Many managed cloud infrastructures are built on older, managed hosting business models. Look behind their curtain of “state-of-the-art” cloud offerings and you’re likely to find inflexible and costly legacy business structures, tooling, processes, and skillsets. You’ll also find proprietary technologies with high license costs, support fees, and other expenses. Why should you have to pay for their legacy investments?

Ask your prospective cloud provider if it embraces the movement toward the new generation of technologies that don’t shackle them (and you) to costly vendors. Open source cloud technologies like OpenStack, Linux, and Kernel-based Virtual Machine (KVM) are ideal for many core functions and eliminate the “proprietary software tax.”

Cloud providers also need to adopt new technologies that build on these open source frameworks, leveraging their flexibility to maximize efficiency, reliability and automation. This is crucial for delivering basic cloud infrastructure services at a lower cost, and for enabling sophisticated services such as the dynamic fault tolerance discussed above.

Open source cloud technologies are still maturing. But managed cloud providers that begin to adopt new, more efficient approaches to delivering services will be better positioned to serve your needs as the technology continues to advance.

3. Can they deliver the advanced infrastructure services you truly need?

In an attempt to differentiate themselves from “commodity” cloud providers like Amazon and Google -- and to justify their premium prices -- many managed cloud providers are bundling in value-added applications along with their IaaS offerings. But do you really want or need a database app from your cloud provider? Moreover, is it even possible for them to offer an application that will meet everyone’s needs?

Don’t be distracted by this strategy. Instead, focus on their core cloud infrastructure offering and whether it delivers the capabilities you really need. Perhaps the question you should ask is: Are they able to offer a true, fault-tolerant level of availability and/or a guaranteed SLA? Providers who make the right technology investments -- as described above --  should be able to answer “Yes.” If not, you may want to look elsewhere.

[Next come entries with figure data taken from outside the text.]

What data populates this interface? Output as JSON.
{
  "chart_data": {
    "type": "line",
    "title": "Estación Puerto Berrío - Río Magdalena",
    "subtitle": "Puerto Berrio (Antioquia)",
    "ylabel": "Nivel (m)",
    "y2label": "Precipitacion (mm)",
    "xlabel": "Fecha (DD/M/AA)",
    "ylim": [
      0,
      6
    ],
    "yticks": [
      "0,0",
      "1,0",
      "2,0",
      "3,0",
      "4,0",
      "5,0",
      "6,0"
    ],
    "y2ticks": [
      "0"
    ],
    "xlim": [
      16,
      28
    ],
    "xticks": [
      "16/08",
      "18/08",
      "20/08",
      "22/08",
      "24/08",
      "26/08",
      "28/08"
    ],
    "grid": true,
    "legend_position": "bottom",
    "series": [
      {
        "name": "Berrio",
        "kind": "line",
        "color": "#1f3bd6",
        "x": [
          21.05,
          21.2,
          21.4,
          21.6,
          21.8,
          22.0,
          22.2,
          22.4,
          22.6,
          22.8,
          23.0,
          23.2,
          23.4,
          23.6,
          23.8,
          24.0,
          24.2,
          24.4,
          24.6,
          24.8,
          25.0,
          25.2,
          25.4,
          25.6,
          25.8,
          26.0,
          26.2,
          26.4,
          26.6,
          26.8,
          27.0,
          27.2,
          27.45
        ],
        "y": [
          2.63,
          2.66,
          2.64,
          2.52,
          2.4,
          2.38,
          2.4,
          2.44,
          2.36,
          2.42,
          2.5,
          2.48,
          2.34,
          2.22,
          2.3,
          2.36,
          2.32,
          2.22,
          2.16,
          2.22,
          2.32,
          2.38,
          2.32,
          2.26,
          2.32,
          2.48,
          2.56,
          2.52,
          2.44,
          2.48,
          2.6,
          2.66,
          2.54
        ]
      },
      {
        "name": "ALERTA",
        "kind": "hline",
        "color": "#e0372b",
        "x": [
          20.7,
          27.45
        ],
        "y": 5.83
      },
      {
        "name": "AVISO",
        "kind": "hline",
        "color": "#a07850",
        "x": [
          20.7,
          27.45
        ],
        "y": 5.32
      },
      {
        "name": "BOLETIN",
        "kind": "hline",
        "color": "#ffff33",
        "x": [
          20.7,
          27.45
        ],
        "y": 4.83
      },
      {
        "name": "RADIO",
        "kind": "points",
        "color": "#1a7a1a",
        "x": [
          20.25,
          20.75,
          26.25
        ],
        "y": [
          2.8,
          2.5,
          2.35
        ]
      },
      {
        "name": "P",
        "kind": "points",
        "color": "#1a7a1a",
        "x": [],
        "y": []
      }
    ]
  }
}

The good news is that there are viable options for outsourcing your enterprise’s cloud infrastructure services. But as with any decision touching the “crown jewels” of your enterprise -- your business-critical applications -- you need to ask the right questions. Going beyond claims and getting a clear picture of any prospective managed cloud provider’s environment and business model could be the difference between a strategic IT coup and a career-impacting mistake.

Choosing a cloud provider that embraces new ideas, new approaches and new technologies will position your enterprise to tap the full potential of the cloud to drive business agility and growth. And that’s success no one can question.

About the Author(s)

Jason Andersen

Vice President, Business Line Management, Stratus TechnologiesJason Andersen is Vice President of Business Line Management and is responsible for setting the product road maps and go to market strategies for Stratus products and services. Jason has a deep understanding of both on-premise and cloud based infrastructure for the industrial internet of things (IIoT) and has been responsible for the successful market delivery of products and services for almost 20 years. Prior to joining Stratus in 2013, Jason was director of product line management at Red Hat. In this role, he was responsible for the go to market strategy, product introductions and launches, as well as product marketing for the JBoss application products. Jason also previously held product management positions at Red Hat and IBM Software Group.